How We Potty Trained My Special Needs Child
Apr 26 '01
The Bottom Line With patience, we were able to potty train my special needs child.
Whenever a parent has a developmentally delayed child such as I have with my youngest son who has high functioning autism, you are presented with many challenges. Things that many parents have little problems with or may take for granted are major obstacles for those of us who have these very special children.
Because we had a very big challenge concerning my youngest son with potty training, I would like to share many of the things that we tried to help my son accomplish this goal and become a “big boy”.
Urinary Training
I don’t know what it is about my youngest son but he urinates more often, longer, and greater quantity than any other child that I have ever seen in my life. Even if he would just urinate, it seems that only a few minutes later he would go again.
Training my son was a great challenge then. Even though I had a rather compassionate day care at the time, he was still basically untrained at the age of three even though we tried to introduce the concept at this time.
Most of the children were in training pants at the day care so just put him in them too. Eventually though it was apparent that we were going to have problems and if my son had not been accepted for special education, he would have been forced to leave the day care for not being trained at age four.
Even though I put my son in pullup training pants to go on the bus to his special needs school, he was often quite wet by the time that he would come home. I would be so tired of having to carry wet clothes reeking of urine home every day and washing them over and over to get the smell out.
His teacher was very compassionate and we tried a reward system. Candy and other types of rewards did not seem to make a difference, so she asked me what his most favorite thing to eat was in the world. I could answer that one quickly because at that time it was Doritos.
So, what we did was to put my son on a “fast” of Doritos. We would put a small bag of Doritos on the top of the shower curtain out of his reach. We explained to him that the only way that he could get these Doritos was to urinate in the toilet and then come get an adult to show us that he had gone in the commode.
The trick to this was that during the time that we were urinary training my son, that neither he nor anyone around him could give him Doritos at all. The only way that he would ever be able to smell or eat Doritos or even see them would be if he would go to the bathroom and urinate in the potty.
This proved to be a really great incentive and after about two weeks, he started to do it periodically in the commode, finally mastering it a few months later to allow for a much more versatile reward system of stars, candy, and small toys.
Stool Training
However, getting my son toilet trained for stools took much longer unfortunately.
My son would just not want to get near the potty or even a child’s potty to sit on it. I have absolutely no idea what frightened him so much about it, since he was not very verbal at that point of time, but he would just keep away from it.

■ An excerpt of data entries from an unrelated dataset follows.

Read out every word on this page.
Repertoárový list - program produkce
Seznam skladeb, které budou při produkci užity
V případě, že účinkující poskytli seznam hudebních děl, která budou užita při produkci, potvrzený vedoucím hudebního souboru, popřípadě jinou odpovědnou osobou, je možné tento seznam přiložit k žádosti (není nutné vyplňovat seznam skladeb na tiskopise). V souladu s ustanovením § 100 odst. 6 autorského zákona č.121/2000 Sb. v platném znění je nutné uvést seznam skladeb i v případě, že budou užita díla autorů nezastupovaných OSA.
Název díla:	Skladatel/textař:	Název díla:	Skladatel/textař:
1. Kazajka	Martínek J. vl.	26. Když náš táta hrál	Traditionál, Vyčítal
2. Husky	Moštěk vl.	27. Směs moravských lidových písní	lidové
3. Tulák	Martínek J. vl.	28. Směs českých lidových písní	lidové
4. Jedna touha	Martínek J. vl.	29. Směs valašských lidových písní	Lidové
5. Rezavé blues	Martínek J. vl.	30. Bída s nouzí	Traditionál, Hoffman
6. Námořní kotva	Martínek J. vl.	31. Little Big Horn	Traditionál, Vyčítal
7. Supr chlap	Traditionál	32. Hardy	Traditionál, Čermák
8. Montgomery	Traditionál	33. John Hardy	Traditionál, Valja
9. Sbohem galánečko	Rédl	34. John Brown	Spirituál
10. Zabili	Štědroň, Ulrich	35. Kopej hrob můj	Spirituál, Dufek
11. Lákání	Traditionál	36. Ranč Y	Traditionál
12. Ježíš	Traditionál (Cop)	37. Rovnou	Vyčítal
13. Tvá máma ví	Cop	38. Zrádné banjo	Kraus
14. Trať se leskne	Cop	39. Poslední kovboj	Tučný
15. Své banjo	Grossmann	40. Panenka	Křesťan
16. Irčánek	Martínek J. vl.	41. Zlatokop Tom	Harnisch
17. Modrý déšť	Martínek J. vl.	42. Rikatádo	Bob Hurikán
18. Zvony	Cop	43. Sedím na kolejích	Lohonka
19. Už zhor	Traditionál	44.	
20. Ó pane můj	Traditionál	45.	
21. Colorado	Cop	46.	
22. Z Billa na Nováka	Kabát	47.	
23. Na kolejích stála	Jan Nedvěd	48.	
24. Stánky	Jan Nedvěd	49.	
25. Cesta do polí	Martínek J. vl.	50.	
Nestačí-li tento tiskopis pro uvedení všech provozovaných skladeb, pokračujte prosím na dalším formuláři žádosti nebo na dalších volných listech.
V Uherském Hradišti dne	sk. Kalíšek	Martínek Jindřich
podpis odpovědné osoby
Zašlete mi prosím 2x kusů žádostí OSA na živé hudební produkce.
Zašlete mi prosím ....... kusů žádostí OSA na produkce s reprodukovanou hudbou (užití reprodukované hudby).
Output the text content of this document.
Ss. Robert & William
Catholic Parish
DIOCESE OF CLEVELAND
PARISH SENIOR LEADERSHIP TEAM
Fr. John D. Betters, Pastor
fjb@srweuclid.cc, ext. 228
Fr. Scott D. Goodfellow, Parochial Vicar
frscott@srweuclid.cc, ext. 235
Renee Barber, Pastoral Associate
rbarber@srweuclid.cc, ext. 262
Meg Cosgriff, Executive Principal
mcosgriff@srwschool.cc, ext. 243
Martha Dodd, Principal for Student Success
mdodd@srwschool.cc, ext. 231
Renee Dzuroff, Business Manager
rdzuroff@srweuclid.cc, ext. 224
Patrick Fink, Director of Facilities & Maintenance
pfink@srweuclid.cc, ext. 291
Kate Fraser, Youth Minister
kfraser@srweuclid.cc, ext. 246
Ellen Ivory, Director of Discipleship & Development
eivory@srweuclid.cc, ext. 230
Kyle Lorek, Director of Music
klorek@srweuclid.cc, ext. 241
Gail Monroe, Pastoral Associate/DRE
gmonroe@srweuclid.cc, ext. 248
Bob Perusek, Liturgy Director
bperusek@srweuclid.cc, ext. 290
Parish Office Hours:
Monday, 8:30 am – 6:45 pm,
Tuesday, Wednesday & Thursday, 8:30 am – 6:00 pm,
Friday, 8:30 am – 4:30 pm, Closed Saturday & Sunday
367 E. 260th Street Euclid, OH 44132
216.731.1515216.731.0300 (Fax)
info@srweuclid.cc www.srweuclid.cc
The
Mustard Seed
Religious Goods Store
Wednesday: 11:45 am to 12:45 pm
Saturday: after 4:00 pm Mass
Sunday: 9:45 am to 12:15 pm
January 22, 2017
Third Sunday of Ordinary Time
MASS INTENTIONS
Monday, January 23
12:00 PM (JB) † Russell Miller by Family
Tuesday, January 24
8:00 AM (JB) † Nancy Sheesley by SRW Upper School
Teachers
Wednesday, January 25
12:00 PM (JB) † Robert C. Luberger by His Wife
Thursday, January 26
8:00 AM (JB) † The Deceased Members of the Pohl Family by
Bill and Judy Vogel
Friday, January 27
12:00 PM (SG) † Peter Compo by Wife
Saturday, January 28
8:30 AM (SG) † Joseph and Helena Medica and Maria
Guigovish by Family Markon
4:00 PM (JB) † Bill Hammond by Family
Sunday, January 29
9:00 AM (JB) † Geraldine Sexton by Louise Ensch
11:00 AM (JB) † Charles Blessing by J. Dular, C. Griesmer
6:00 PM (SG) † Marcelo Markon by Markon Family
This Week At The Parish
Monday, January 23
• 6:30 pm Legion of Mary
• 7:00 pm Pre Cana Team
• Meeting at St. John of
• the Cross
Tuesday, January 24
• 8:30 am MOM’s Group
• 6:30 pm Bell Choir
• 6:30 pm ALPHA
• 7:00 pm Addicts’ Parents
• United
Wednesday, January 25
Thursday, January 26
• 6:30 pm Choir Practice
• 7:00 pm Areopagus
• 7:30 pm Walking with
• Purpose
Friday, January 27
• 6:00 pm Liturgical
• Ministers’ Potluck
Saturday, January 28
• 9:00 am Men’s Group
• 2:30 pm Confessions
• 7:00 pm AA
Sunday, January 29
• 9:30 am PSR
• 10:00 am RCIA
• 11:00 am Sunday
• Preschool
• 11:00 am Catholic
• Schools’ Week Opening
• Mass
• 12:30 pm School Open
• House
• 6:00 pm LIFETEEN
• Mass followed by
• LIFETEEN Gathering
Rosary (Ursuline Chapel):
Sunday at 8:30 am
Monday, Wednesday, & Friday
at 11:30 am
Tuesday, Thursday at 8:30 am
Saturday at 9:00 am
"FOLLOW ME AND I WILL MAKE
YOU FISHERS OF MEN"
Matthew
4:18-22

I was continually amazed that he would be able to go all day at school without going to the bathroom for a stool and then after he got home he would go hide in the closet and do it in his pants. Not wanting to have it on him though he sometimes wouldn’t care if he smelled or had it on him or not and very often he did not wait till we got home but actually defecated in his pants after getting to the day care after school.
It was a very frustrating time for all of us. My son would not respond to the chip reward system or anything else that we tried.
In frustration I started to purchase almost every potty book that I could get my hands on without much success. He would read the story with me, seem bored and then do the same things that he would normally.
However, when I found the video Once Upon A Potty things began to change. My son started to sing with the children on the video about going to the potty and would watch the cartoon animation explaining the potty process.
Even though he would drive us crazy with playing this video at least three times a day, I allowed it because I wanted him to get the concept in his head that the stool belonged in the potty instead of his pants.
However, after watching the video for probably the 100th time, my son told me that those “babies” were going to the potty. I told him, “Those aren’t babies; those are BIG boys! You’re a big boy like THEY are, why don’t YOU go to the potty like THEY do?”
He looked at me like I was kind of crazy but then later, he came running to me to show me that he had gone to the potty and did it like the BIG boys did on the movie! Since that time he has not had a problem with going to the potty again.
Using Toilet Paper
Even though my son was stool trained, he still did not want to use toilet paper. This made a big mess as you could imagine. However, nothing I could figure out would entice him to wipe after using the bathroom.
One day in the store though, I found some flushable wet wipes that I felt that he would accept. After explaining to him that he could use these wipes to wipe himself instead of toilet paper, he started to use them.
In addition, I started to purchase him colored underwear as his brother wears and explained to him that he had to use wipes or toilet paper to make sure that his new and pretty underwear would stay nice looking.
Both of these things seem to help him want to wipe more but sometimes we still have times when he forgets.
Conclusion
I hope that my suggestions here help anyone who is trying to go through toilet training with their child. Even if you do not have a special needs child like I have, toilet training is a challenge that hopefully a child will respond to with a willingness to accomplish with pride and confidence.